Romulus, jumeau et roi

Réalités d’une légende
Essai de mythographie comparée de Dominique Briquel.

Un mec sympa.

« Que Romulus ait [commis] le meurtre [de son frère], plusieurs [le] nient par impudence ou [le] révoquent en doute par honte, ou [le] dissimulent par douleur. » Augustin d’Hippone, Cité de Dieu, 3, 6.

Quelle mouche très particulière a bien pu piquer les Romains pour se choisir un héros fondateur fratricide de son jumeau et tué par ses compatriotes en raison de sa tyrannie ? Mais sont-ils vraiment les seuls à avoir fait ce choix ou sont-ils, comme les autres indo-européens, les dépositaires d’un ensemble de motifs mythologiques (mythèmes) qui prend dans le centre de l’Italie cette forme particulière ? Rassemblant ici des décennies de recherches sur la question, D. Briquel passe au tamis de la trifonctionnalité indo-européenne (roi/guerrier/producteur, telle que définie par G. Dumézil mais sans pour autant le suivre en tous points) la légende romuléenne dans un livre qui fait voyager de Upsal à Erevan, de Jérusalem à Bombay, pour finalement revenir à Rome.

Comme toute biographie, on commence avec l’enfance du chef.

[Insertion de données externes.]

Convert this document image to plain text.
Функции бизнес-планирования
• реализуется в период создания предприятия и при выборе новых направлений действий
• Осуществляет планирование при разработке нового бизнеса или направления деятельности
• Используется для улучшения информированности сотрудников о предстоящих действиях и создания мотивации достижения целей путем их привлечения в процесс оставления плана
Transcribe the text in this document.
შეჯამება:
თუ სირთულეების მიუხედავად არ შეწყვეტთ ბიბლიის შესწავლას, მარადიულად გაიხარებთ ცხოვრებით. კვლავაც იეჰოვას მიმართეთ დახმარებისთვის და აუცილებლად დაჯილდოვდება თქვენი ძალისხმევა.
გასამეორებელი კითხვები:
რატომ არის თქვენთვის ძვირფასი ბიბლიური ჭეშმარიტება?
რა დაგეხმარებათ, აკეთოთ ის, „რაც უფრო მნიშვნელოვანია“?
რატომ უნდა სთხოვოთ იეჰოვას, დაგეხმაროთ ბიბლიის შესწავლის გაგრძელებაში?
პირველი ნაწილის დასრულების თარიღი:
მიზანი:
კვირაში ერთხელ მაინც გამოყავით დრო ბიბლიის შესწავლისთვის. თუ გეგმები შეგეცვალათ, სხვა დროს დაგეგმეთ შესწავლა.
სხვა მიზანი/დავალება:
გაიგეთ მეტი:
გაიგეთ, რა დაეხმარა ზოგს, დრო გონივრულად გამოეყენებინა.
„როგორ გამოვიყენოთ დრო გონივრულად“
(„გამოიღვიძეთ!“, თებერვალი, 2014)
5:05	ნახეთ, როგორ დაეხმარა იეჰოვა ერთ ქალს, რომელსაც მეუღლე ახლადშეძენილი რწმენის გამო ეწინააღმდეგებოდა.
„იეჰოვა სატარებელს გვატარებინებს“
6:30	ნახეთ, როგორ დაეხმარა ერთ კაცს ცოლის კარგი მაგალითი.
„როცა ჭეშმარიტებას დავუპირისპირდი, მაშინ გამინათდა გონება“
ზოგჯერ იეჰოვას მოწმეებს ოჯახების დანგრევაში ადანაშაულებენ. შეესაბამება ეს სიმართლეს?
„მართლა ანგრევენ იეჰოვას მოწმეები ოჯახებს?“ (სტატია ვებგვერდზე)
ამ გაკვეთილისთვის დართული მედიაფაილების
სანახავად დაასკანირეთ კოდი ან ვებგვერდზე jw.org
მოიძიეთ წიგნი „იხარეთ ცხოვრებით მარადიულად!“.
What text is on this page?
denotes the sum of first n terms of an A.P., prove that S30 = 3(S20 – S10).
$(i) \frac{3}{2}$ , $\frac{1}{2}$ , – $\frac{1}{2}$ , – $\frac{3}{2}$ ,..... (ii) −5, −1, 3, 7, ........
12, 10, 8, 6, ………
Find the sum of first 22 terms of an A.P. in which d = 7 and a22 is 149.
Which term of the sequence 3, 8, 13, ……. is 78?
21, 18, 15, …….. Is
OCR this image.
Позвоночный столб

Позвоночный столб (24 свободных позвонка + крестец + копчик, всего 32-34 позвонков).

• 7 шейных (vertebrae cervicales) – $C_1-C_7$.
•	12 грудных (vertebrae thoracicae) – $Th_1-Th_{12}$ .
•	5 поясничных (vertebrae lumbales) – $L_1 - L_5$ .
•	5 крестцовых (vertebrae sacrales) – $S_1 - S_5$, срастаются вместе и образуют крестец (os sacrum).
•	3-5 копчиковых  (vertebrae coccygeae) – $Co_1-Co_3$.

Les Romains de la fin du premier millénaire, vivant dans une Méditerranée occidentale romanisée, voient naturellement Romulus comme le fils du dieu Mars. Les éléments les plus anciens de la tradition, avant l’annalistique du IIe siècle a. C., évoquent eux un dieu masculin du foyer. Le fondateur de la ville de Préneste dans le Latium a lui aussi le même type de géniteur (mais sans jumeau) mais c’est aussi le cas du roi Yima en Iran. Une fois la question des géniteurs éclairci, D. Briquel s’attèle à l’explication de la gémellité. Pour lui, Rémus et Romulus (selon leur rang de naissance) ne peuvent pas êtes assimilés aux Dioscures (p. 34-35), puisqu’ils sont tous les deux mortels mais surtout parce que si Castor décède, ce n’est pas de la main de son frère.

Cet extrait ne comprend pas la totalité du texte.